“Go West, Young Man”.

The famous quote by Horace Greeley is on my mind this morning, as I sip a delicious cup of black coffee in sunny Berkeley, California. 

I first stepped off of the plane on the West Coast last fall, in October, a few days before my second bodybuilding competition. I took second place in LA, which was a notable achievement, but what was most amazing to me was the complete and utter happiness I felt in being so very far from where I grew up. I stepped off that plane, and I felt I was home. 

It could be a myriad of factors that contribute to this confidence I’ve found in knowing one day I’ll be living out here, far from the humidity and judgement and bigotry of the East Coast culture: it could be that it feels far away from the pain I incurred at the hands of several men where I grew up. It could be that it’s far from memories of rape and abuse and neglect and destructive emotional put-downs and self-righteous, arrogant religious hypocrites; judging my divorce, my openness about the pain I went through, my scandalous display of confidence in my body and sexuality in my competing and modeling. 

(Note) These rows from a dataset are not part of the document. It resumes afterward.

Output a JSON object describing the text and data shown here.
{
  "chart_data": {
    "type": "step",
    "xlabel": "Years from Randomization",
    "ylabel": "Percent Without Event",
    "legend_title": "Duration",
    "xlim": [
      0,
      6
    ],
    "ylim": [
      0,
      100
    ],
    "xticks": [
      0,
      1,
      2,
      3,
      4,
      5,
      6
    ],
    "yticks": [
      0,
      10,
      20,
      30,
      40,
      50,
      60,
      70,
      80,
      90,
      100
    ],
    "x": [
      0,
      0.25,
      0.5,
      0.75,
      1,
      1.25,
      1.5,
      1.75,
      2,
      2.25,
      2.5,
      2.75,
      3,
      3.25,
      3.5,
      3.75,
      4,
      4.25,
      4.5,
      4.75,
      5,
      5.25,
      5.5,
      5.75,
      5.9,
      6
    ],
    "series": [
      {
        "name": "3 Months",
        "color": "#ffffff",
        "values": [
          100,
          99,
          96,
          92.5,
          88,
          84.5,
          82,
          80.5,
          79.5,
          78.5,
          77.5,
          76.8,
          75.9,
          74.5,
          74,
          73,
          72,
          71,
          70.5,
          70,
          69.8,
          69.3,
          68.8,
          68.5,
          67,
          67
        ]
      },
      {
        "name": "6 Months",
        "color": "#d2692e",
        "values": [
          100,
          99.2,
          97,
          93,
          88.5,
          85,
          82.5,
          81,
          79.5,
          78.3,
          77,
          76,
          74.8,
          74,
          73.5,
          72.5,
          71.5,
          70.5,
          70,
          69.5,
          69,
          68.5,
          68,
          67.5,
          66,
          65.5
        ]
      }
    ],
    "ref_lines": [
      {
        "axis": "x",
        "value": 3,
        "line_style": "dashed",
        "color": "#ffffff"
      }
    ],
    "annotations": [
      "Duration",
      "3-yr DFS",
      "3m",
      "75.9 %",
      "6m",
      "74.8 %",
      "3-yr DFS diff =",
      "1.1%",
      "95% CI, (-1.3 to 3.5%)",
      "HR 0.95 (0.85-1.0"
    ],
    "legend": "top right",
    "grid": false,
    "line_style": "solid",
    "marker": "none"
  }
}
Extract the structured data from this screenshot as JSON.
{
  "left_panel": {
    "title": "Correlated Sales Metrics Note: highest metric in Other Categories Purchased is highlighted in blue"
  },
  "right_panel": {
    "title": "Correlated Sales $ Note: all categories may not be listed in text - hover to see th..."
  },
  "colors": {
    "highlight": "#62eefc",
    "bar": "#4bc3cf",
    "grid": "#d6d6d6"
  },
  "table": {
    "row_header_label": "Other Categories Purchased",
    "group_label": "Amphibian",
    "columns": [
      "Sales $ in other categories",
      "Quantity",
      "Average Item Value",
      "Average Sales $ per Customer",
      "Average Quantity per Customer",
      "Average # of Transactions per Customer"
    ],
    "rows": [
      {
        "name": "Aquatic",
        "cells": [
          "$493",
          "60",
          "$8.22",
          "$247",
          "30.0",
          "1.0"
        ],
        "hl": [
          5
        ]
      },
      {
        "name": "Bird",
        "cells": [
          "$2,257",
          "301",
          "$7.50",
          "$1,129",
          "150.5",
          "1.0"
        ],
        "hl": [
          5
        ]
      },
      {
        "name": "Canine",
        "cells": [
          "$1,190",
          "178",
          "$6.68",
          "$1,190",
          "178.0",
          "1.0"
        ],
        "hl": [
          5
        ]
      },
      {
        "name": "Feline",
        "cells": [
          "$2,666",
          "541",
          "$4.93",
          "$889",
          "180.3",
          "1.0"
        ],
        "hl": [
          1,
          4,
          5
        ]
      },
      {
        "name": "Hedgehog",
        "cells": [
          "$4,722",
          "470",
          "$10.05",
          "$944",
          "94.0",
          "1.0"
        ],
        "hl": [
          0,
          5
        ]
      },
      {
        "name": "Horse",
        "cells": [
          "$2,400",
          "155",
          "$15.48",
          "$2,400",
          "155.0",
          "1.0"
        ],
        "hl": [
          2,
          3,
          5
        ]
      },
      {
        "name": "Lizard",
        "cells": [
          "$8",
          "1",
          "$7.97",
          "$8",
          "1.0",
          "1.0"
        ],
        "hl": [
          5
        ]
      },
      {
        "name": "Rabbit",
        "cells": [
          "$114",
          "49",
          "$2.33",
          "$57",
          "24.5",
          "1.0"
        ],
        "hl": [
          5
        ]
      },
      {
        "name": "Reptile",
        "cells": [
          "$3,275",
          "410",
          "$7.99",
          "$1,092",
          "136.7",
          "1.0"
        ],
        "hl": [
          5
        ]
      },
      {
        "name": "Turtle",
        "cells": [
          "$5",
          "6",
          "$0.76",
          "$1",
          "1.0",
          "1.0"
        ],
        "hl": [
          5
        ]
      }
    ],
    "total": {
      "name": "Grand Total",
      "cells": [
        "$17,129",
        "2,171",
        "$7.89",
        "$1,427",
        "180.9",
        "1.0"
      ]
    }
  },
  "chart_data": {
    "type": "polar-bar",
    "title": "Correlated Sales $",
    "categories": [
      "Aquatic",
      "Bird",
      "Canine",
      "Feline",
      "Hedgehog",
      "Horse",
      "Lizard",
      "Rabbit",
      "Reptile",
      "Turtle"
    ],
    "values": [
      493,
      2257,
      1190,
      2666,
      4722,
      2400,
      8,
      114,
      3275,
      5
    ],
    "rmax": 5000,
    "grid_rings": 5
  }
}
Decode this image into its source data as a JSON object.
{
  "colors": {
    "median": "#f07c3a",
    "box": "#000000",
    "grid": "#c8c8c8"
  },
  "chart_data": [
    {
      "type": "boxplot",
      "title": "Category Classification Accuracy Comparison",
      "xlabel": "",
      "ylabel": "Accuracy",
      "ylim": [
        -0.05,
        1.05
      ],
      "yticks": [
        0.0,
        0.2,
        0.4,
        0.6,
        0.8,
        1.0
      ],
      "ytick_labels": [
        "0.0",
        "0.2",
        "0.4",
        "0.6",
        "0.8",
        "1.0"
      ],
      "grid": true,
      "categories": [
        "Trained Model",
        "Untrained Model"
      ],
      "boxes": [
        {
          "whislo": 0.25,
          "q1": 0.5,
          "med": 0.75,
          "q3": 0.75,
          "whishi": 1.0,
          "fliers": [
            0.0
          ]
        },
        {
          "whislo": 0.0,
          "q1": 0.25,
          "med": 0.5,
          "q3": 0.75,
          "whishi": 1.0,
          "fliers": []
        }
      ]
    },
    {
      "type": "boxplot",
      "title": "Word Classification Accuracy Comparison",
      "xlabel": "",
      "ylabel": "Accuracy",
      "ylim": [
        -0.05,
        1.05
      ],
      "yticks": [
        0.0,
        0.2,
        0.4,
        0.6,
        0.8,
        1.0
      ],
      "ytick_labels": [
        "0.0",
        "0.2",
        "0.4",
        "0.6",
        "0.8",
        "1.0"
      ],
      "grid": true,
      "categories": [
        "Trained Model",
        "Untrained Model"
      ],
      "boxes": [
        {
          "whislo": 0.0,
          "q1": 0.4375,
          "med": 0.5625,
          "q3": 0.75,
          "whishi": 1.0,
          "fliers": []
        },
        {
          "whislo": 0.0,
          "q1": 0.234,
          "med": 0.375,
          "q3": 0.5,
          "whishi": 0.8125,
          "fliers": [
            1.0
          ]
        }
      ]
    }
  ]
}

It could be that it’s far from all of the hospitals I was in for so long, from the familiar haunts of a gaunt 19 year old with no hope for the future. Far from PICC lines and seizures and bloodwork and broken dreams.

It could be that it’s so far removed from the places that used to fit me, which can no longer hold the things I’ve learned: “Roads that closed off to me while my back was turned”… away from lessons finished and places with nothing left to show me.

It could be the air out here, that is brighter, purer, less polluted, less heavy with memory and pain and darkness. 

It could be many of the people, and the way they encourage being different, non-conformist, non-judgmental, loving, open, unrushed, less anxious, less willing to walk all over anyone who stands in the way of twisted dreams and ambitions they concoct from a deep insecurity of self and an utter lack of empathy.

It could be the scenery, the layers of gorgeous landscape and the tantalizing wonder of being unable to see around a bend or over a rise. No flat, empty places.

It could be the fitness industry, which rages and thrives and grows out here, and the people in it, who have learned to care for mind and soul and body much more efficiently. 

It could be the coastline, the sky, the trees, the flowers, the farmer’s markets, the simplicity and beauty and rush of what is new, and untouched, and undiscovered, and unfamiliar. 

It could simply be that it is a beginning. The end of the old, starting over, breathing again, a deep inhale and an exhale in a rush of toxic release, letting go of what was, what was done, what has been, and welcoming what will be, can be, could be, might be. 

All of the promise of tomorrow, all of the newness of being and renewing, thousands of miles from what hurts, and stings, and breaks… landscape and people and climate and places that are scars on the mind and the subconscious, dragging you down, holding you back, restraining and wounding and slowing the healing. 

The very uncertainty of it is enthralling, and the complete unfamiliarity is exhilarating. Rich with hope. That is what it is, simply, it is hope. Hope of opportunity without fear.

This is home, and one day, it will be mine.